Santo used to leave candy bars in the dugout for just that purpose. His teammates didn't know they were for Santo because Santo hadn't told them.
"We thought the candy bars were for all of us," Williams said. "Late in the game, Ronnie would come looking for one, but they'd all be gone because we had eaten them."
Perez was Larkin's mentor and when the then lighter-hitting shortstop stepped away from the cage Perez looked at his bat and quipped, "can I read that?"
Confused, Larkin asked Perez what he was talking about. Perez was referring to "that newspaper you're hitting with," Perez said, adding that there was no sound of wood striking the pitched ball.

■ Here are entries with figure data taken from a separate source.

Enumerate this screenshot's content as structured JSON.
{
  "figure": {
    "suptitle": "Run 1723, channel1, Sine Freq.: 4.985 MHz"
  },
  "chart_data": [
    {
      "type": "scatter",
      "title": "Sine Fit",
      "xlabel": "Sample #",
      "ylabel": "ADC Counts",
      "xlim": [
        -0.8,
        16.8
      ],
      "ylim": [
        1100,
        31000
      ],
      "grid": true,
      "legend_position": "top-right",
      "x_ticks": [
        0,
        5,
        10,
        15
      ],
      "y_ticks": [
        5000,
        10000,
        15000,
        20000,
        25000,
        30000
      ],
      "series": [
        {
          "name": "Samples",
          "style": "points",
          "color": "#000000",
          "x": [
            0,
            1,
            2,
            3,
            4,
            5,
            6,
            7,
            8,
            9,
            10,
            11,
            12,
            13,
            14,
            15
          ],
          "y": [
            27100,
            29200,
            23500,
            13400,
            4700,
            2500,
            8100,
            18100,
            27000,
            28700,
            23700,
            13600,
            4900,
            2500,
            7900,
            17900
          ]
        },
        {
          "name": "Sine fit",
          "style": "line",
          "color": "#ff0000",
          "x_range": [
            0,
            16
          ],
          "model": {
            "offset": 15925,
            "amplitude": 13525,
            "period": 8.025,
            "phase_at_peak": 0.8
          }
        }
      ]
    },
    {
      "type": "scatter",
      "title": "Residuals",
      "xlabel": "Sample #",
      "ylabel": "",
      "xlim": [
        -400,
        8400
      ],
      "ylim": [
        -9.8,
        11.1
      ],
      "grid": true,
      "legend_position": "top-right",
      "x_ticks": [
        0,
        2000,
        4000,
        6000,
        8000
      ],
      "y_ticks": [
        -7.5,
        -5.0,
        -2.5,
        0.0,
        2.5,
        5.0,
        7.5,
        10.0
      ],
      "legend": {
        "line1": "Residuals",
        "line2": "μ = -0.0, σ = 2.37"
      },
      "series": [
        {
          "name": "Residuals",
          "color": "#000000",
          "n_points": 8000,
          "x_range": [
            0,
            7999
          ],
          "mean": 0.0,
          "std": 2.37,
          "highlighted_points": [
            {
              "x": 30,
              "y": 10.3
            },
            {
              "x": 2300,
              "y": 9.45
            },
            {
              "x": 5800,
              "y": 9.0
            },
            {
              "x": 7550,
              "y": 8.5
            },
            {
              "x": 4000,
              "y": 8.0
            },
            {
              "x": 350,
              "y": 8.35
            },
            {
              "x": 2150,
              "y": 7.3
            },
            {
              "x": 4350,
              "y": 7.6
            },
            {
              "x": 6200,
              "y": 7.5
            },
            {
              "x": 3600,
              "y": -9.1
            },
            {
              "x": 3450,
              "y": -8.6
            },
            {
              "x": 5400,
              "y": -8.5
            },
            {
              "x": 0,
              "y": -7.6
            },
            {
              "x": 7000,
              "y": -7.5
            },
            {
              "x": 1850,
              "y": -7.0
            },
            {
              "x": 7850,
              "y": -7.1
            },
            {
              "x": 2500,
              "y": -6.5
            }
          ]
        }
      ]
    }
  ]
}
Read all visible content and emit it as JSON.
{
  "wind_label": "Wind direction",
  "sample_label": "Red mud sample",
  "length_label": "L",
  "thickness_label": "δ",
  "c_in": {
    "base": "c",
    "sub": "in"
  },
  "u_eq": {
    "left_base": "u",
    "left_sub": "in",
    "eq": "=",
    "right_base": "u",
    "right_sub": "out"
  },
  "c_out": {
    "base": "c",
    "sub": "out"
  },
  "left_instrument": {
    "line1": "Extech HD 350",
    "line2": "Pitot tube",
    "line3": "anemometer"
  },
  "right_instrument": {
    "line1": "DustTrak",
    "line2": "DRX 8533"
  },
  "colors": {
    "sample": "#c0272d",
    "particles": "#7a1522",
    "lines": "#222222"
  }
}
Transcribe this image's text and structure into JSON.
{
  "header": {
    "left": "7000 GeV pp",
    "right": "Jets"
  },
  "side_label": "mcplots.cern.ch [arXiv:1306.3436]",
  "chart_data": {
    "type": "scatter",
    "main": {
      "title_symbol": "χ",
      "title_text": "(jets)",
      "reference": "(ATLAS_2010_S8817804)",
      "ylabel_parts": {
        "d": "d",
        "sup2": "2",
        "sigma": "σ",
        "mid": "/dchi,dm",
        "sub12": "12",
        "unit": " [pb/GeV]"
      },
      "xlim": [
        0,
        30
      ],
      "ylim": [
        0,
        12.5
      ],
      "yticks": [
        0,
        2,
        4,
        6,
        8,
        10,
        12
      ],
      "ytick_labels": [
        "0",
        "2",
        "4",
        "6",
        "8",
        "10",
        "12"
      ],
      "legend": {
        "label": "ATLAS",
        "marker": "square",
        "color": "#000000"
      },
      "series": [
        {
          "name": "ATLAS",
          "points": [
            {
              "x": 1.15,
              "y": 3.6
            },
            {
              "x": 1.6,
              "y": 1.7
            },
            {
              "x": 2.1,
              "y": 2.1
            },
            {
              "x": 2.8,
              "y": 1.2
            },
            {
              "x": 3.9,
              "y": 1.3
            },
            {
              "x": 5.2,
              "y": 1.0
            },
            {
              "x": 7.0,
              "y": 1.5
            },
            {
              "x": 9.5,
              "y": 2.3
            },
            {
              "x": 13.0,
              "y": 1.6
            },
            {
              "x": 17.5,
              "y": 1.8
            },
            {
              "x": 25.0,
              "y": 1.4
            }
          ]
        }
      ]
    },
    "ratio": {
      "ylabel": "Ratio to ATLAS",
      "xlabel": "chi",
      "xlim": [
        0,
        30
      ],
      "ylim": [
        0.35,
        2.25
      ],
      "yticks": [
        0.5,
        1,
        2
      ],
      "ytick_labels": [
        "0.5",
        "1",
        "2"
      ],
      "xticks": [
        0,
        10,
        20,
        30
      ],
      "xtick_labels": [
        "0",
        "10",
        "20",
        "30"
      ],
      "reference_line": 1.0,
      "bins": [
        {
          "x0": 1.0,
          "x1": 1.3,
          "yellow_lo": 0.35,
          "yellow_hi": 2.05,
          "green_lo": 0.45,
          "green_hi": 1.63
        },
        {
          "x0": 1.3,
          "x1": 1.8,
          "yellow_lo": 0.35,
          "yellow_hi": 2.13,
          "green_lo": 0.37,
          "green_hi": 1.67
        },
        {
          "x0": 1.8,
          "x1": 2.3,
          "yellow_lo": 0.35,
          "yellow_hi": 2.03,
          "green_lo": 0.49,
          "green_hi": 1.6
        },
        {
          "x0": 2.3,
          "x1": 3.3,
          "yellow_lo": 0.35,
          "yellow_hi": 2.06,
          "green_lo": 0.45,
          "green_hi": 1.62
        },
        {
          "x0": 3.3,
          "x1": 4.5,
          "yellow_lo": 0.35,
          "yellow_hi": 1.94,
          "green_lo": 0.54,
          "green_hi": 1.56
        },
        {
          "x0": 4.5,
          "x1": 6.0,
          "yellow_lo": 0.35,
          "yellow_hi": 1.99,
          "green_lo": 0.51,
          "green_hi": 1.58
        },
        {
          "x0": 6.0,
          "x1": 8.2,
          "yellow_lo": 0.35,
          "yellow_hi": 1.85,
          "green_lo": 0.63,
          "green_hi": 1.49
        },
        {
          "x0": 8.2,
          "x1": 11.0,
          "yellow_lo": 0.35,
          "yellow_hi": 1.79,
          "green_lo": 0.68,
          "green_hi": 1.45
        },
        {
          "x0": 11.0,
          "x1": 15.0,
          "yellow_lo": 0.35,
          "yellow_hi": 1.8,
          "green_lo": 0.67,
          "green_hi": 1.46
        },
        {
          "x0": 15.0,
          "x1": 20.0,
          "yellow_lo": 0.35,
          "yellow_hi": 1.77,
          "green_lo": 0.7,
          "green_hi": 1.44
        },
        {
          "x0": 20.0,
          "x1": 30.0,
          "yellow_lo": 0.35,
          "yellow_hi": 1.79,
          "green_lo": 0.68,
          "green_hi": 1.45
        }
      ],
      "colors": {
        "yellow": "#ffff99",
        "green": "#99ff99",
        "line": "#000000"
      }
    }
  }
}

"I think it was a wet newspaper," Larkin joked.
No one knew it at the time, but the two were destined to have their plaques hang in the same room with 205 other players honored in Cooperstown.
Baseball is a fraternity, Larkin concluded. And he enjoyed the hazing of being a rookie in baseball's most elite fraternity.
"The weekend was amazing. The Hall of Fame people were gracious hosts," Larkin said, summing it all up on his way out the door after the panel discussion. "It was just a wonderful, incredible experience. It was a one-time shot. We did it big. We had a nice time doing it. It was very inspirational and very humbling experience."